Consistent with our previous analyses [Citation17,Citation18], there were no identifiable clinical predictors including baseline nodule diameter (p = 0.558), nodule volume (p = 0.964), total energy given (p = 0.959), total “on-beam” time (p = 0.594), power per voxel (p = 0.554), baseline Tg (p = 0.903), first-week Tg (p = 0.871), and extent of Tg rise in the first week (p = 0.998) for 6-month treatment success. Perhaps, future studies could focus more on this issue as this has an important bearing on patient selection for HIFU ablation as well as thermal ablation of benign thyroid nodules in general.

Given that HIFU remains a relatively new procedure with few centres around the world adopting it as a treatment for benign thyroid nodules, clinicians should be critical in analysing its risk to benefit ratio relative to other more established thermal ablation techniques. For example, a higher risk of temporary vocal cord paresis following HIFU treatment was noted relatively to other ablation techniques. Nevertheless, this represented our earlier experience and we are confident this injury is preventable and its rate could be lowered over time [Citation19].
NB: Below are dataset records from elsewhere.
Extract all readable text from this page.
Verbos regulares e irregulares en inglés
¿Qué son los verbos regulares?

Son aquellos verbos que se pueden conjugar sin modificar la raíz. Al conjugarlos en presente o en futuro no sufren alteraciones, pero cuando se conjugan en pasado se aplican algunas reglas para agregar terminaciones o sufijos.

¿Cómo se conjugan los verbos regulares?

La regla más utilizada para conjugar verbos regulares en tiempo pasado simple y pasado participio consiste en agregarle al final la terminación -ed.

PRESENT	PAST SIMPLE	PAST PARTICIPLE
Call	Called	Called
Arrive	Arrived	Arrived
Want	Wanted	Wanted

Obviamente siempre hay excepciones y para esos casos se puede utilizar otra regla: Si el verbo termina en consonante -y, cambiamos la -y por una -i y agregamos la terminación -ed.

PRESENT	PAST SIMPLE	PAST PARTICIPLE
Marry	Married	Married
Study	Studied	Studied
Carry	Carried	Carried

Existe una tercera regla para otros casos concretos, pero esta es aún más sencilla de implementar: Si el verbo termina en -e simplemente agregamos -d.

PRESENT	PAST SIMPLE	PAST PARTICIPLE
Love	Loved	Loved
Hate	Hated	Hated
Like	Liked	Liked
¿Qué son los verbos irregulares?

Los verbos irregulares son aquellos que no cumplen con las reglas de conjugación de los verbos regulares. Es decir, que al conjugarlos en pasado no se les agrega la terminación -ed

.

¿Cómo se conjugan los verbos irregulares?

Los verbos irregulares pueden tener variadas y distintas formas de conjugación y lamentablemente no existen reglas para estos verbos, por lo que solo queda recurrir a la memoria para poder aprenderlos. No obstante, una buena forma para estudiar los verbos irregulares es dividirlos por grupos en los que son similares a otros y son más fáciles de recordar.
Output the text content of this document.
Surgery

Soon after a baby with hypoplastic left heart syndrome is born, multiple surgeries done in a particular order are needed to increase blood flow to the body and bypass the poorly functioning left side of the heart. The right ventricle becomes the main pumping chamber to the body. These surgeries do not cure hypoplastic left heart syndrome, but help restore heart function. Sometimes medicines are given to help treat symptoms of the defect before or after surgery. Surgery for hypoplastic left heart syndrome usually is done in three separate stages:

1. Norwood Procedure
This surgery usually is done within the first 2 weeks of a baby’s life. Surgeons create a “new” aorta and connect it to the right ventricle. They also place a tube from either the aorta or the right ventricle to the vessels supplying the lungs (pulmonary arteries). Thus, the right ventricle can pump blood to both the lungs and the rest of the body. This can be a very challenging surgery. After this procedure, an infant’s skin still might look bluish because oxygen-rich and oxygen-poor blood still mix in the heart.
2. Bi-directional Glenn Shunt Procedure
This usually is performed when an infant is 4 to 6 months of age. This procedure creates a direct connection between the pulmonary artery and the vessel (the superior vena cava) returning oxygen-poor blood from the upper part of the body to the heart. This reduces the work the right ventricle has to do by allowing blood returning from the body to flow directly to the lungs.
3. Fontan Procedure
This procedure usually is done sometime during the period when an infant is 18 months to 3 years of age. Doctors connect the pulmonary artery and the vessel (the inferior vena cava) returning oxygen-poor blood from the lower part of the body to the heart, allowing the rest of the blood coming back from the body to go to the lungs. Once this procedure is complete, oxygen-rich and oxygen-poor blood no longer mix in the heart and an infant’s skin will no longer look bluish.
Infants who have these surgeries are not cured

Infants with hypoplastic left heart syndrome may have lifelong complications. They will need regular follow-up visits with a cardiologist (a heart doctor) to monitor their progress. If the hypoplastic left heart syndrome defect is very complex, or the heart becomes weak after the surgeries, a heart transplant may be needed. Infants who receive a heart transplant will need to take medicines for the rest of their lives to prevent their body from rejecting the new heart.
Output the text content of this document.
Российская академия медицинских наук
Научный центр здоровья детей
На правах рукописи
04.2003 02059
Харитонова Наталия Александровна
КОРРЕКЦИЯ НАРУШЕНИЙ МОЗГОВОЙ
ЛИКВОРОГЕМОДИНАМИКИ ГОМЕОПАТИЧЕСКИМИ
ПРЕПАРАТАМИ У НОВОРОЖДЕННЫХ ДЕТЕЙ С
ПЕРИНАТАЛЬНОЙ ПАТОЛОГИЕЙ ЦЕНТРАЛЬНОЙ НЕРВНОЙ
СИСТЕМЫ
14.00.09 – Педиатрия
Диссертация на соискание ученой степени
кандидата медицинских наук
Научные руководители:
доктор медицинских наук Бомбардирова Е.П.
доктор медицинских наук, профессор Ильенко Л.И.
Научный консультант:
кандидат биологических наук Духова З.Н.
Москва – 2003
Despite these findings, we would like to acknowledge several shortcomings. First, our study was a moderately sized study and so, our results were prone to type II errors (i.e. some of the non-significant findings including the lack of significant correlation between extent of serum Tg rise and subsequent nodule shrinkage might have been due to inadequate power of the study). Second, since there was an upper limit for the Tg assay (>4800 ng/mL), it was difficult to obtain an accurate measurement when the serum level was extremely high.

Conclusion

On an average, there was a seven-fold increase in the mean serum Tg level in the first week after single-session HIFU ablation of benign thyroid nodule. However, unlike our hypothesis, the extent of serum Tg rise in the first week did not correspond to the subsequent extent of nodule shrinkage.

Disclosure statement

All authors had nothing to disclose. No competing financial interests exist.